Madan Sabnavis, chief economist, Bank of Baroda. said a 0.2 per cent growth in manufacturing inspite of a healthy growth in corporate profits means the unorganised sector has not recovered from the pandemic.
Real GDP — in 2011-12 prices — is estimated at Rs 147.72 trillion against the first revised estimate of GDP for the year 2020-21 of Rs 135.58 trillion, released on January 31, 2022.
“The initial estimates of the NSO for Q3 are sorely below our expectations (6.2 per cent for GDP), with a marginal rise in manufacturing and a contraction in construction that is surprising despite the heavy rainfall in the southern states,” Aditi Nayar, chief economist at Icra, said.
According to NSO data, GVA growth in manufacturing remained almost flat at 0.2 per cent in the third quarter of 2021-22, compared with a growth 8.4 per cent a year ago.
Farm sector GVA growth was lower at 2.6 per cent in the third quarter compared with 4.1 per cent growth a year ago. Construction sector growth contracted 2.8 per cent against a growth of 6.6 per cent a year ago. Mining sector grew 8.8 per cent against a contraction of 5.3 per cent a year ago.

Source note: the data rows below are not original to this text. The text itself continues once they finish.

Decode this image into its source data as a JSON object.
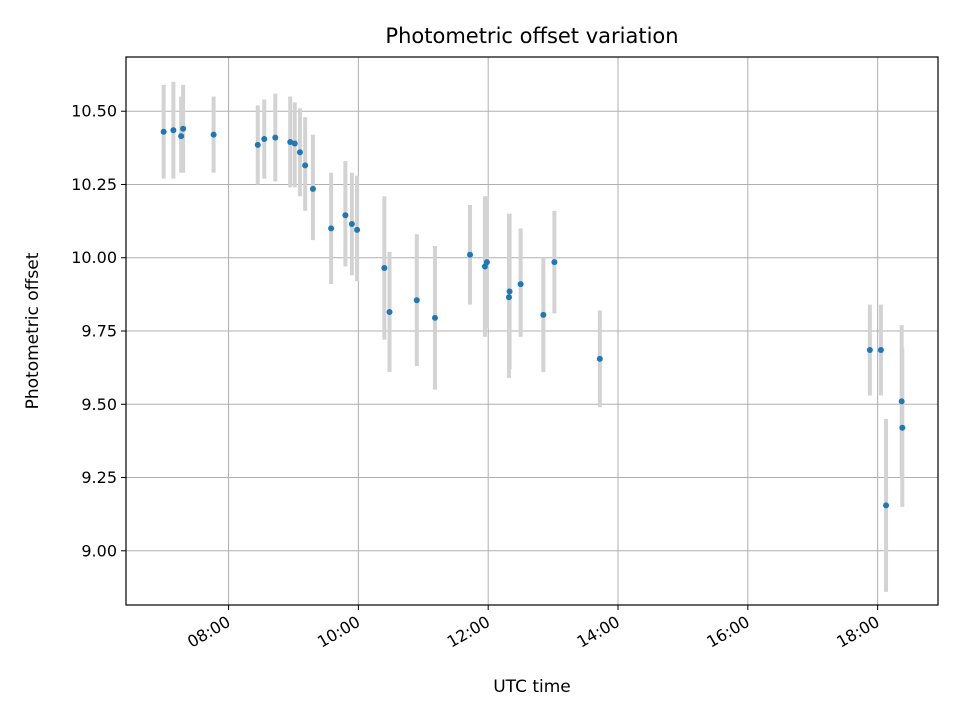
{
  "chart_data": {
    "type": "scatter",
    "title": "Photometric offset variation",
    "xlabel": "UTC time",
    "ylabel": "Photometric offset",
    "x_unit": "hours UTC",
    "xlim": [
      6.42,
      18.93
    ],
    "ylim": [
      8.815,
      10.685
    ],
    "x_ticks": [
      {
        "value": 8,
        "label": "08:00"
      },
      {
        "value": 10,
        "label": "10:00"
      },
      {
        "value": 12,
        "label": "12:00"
      },
      {
        "value": 14,
        "label": "14:00"
      },
      {
        "value": 16,
        "label": "16:00"
      },
      {
        "value": 18,
        "label": "18:00"
      }
    ],
    "y_ticks": [
      {
        "value": 9.0,
        "label": "9.00"
      },
      {
        "value": 9.25,
        "label": "9.25"
      },
      {
        "value": 9.5,
        "label": "9.50"
      },
      {
        "value": 9.75,
        "label": "9.75"
      },
      {
        "value": 10.0,
        "label": "10.00"
      },
      {
        "value": 10.25,
        "label": "10.25"
      },
      {
        "value": 10.5,
        "label": "10.50"
      }
    ],
    "grid": true,
    "colors": {
      "point": "#1f77b4",
      "error_bar": "#d3d3d3",
      "grid": "#b0b0b0"
    },
    "points": [
      {
        "x": 7.0,
        "y": 10.43,
        "ylo": 10.27,
        "yhi": 10.59
      },
      {
        "x": 7.15,
        "y": 10.435,
        "ylo": 10.27,
        "yhi": 10.6
      },
      {
        "x": 7.27,
        "y": 10.415,
        "ylo": 10.29,
        "yhi": 10.55
      },
      {
        "x": 7.3,
        "y": 10.44,
        "ylo": 10.29,
        "yhi": 10.59
      },
      {
        "x": 7.77,
        "y": 10.42,
        "ylo": 10.29,
        "yhi": 10.55
      },
      {
        "x": 8.45,
        "y": 10.385,
        "ylo": 10.25,
        "yhi": 10.52
      },
      {
        "x": 8.55,
        "y": 10.405,
        "ylo": 10.27,
        "yhi": 10.54
      },
      {
        "x": 8.72,
        "y": 10.41,
        "ylo": 10.26,
        "yhi": 10.56
      },
      {
        "x": 8.95,
        "y": 10.395,
        "ylo": 10.24,
        "yhi": 10.55
      },
      {
        "x": 9.02,
        "y": 10.39,
        "ylo": 10.24,
        "yhi": 10.53
      },
      {
        "x": 9.1,
        "y": 10.36,
        "ylo": 10.21,
        "yhi": 10.51
      },
      {
        "x": 9.18,
        "y": 10.315,
        "ylo": 10.16,
        "yhi": 10.48
      },
      {
        "x": 9.3,
        "y": 10.235,
        "ylo": 10.06,
        "yhi": 10.42
      },
      {
        "x": 9.58,
        "y": 10.1,
        "ylo": 9.91,
        "yhi": 10.29
      },
      {
        "x": 9.8,
        "y": 10.145,
        "ylo": 9.97,
        "yhi": 10.33
      },
      {
        "x": 9.9,
        "y": 10.115,
        "ylo": 9.94,
        "yhi": 10.29
      },
      {
        "x": 9.98,
        "y": 10.095,
        "ylo": 9.92,
        "yhi": 10.28
      },
      {
        "x": 10.4,
        "y": 9.965,
        "ylo": 9.72,
        "yhi": 10.21
      },
      {
        "x": 10.48,
        "y": 9.815,
        "ylo": 9.61,
        "yhi": 10.02
      },
      {
        "x": 10.9,
        "y": 9.855,
        "ylo": 9.63,
        "yhi": 10.08
      },
      {
        "x": 11.18,
        "y": 9.795,
        "ylo": 9.55,
        "yhi": 10.04
      },
      {
        "x": 11.72,
        "y": 10.01,
        "ylo": 9.84,
        "yhi": 10.18
      },
      {
        "x": 11.95,
        "y": 9.97,
        "ylo": 9.73,
        "yhi": 10.21
      },
      {
        "x": 11.98,
        "y": 9.985,
        "ylo": 9.76,
        "yhi": 10.21
      },
      {
        "x": 12.32,
        "y": 9.865,
        "ylo": 9.59,
        "yhi": 10.15
      },
      {
        "x": 12.33,
        "y": 9.885,
        "ylo": 9.62,
        "yhi": 10.15
      },
      {
        "x": 12.5,
        "y": 9.91,
        "ylo": 9.73,
        "yhi": 10.1
      },
      {
        "x": 12.85,
        "y": 9.805,
        "ylo": 9.61,
        "yhi": 10.0
      },
      {
        "x": 13.02,
        "y": 9.985,
        "ylo": 9.81,
        "yhi": 10.16
      },
      {
        "x": 13.72,
        "y": 9.655,
        "ylo": 9.49,
        "yhi": 9.82
      },
      {
        "x": 17.88,
        "y": 9.685,
        "ylo": 9.53,
        "yhi": 9.84
      },
      {
        "x": 18.05,
        "y": 9.685,
        "ylo": 9.53,
        "yhi": 9.84
      },
      {
        "x": 18.13,
        "y": 9.155,
        "ylo": 8.86,
        "yhi": 9.45
      },
      {
        "x": 18.37,
        "y": 9.51,
        "ylo": 9.25,
        "yhi": 9.77
      },
      {
        "x": 18.38,
        "y": 9.42,
        "ylo": 9.15,
        "yhi": 9.69
      }
    ]
  }
}
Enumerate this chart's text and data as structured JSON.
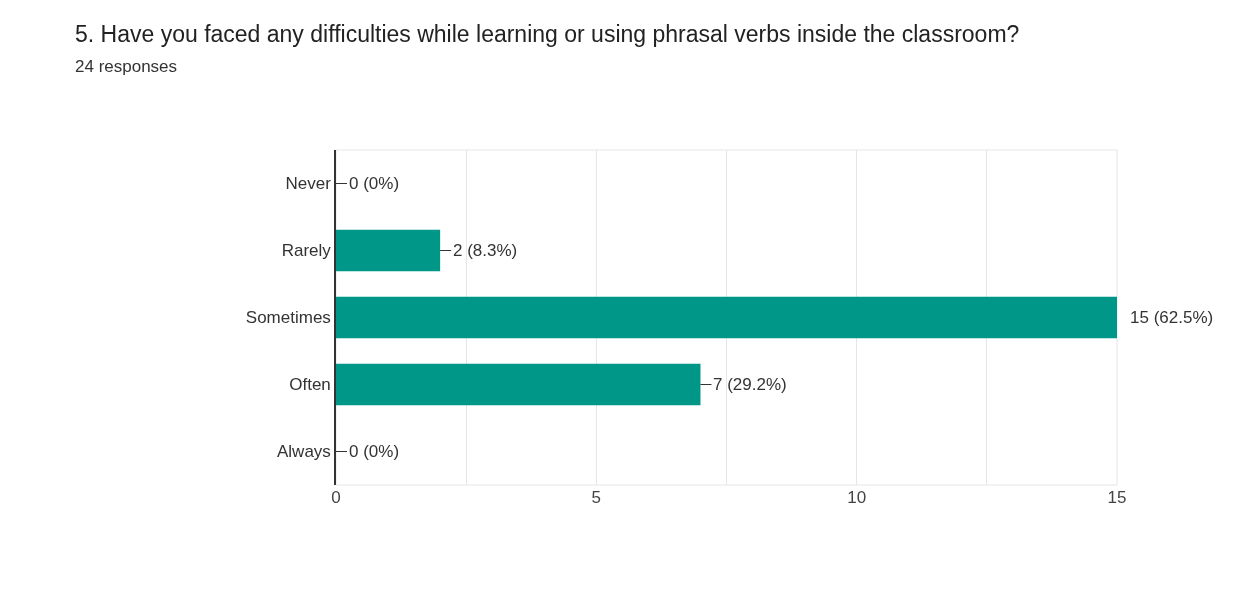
{
  "chart_data": {
    "type": "bar",
    "orientation": "horizontal",
    "title": "5. Have you faced any difficulties while learning or using phrasal verbs inside the classroom?",
    "subtitle": "24 responses",
    "categories": [
      "Never",
      "Rarely",
      "Sometimes",
      "Often",
      "Always"
    ],
    "values": [
      0,
      2,
      15,
      7,
      0
    ],
    "value_labels": [
      "0 (0%)",
      "2 (8.3%)",
      "15 (62.5%)",
      "7 (29.2%)",
      "0 (0%)"
    ],
    "color": "#009688",
    "xlim": [
      0,
      15
    ],
    "xticks": [
      0,
      {
        "value": 2.5,
        "label": null
      },
      5,
      {
        "value": 7.5,
        "label": null
      },
      10,
      {
        "value": 12.5,
        "label": null
      },
      15
    ],
    "grid": "x"
  }
}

Electricity, gas, water supply and other utility services segment posted a growth of 3.7 per cent in the third quarter of this fiscal against 1.5 per cent expansion a year ago.
Similarly, trade, hotel, transport, communication and services related to broadcasting grew 6.1 per cent compared with 10.1 per cent contraction a year ago.
Financial, real estate and professional services growth stood at 4.6 per cent in Q3 FY22 compared to a growth of 10.3 per cent. Public administration, defence and other services grew at 16.8 per cent during the quarter under review compared to 2.9 per cent contraction a year earlier.
“The quarterly GDP growth numbers of FY22 is heavily influenced by the base effect, yet it indicates that the recovery in 3QFY22 cannot be yet called a robust recovery,” Sunil Kumar Sinha, principal economist at India Ratings and Research, said.
Several indicators such as consumption of steel, sale of commercial/passenger vehicles, cargo handled at seaports are either showing negative or low growth despite the low base of FY21, he said.
“The situation is unlikely to be very different even in the fourth quarter of the current fiscal due to the 3rd wave of Covid,” he noted.
Rumki Majumdar, economist, Deloitte India, said: “Supply constraints and subdued demand have weighed on the growth rebound in Q3. New uncertainties because of geopolitical conflicts could impact the growth outlook.”
“The biggest worry would be inflation because of skyrocketing oil prices. This could undermine the stability of growth. Rising inflation and falling stock market indices may weigh on consumer sentiments and their purchasing power,” Majumdar said, adding a possible policy rate hike by RBI could impact the credit growth cycle, which had been improving lately.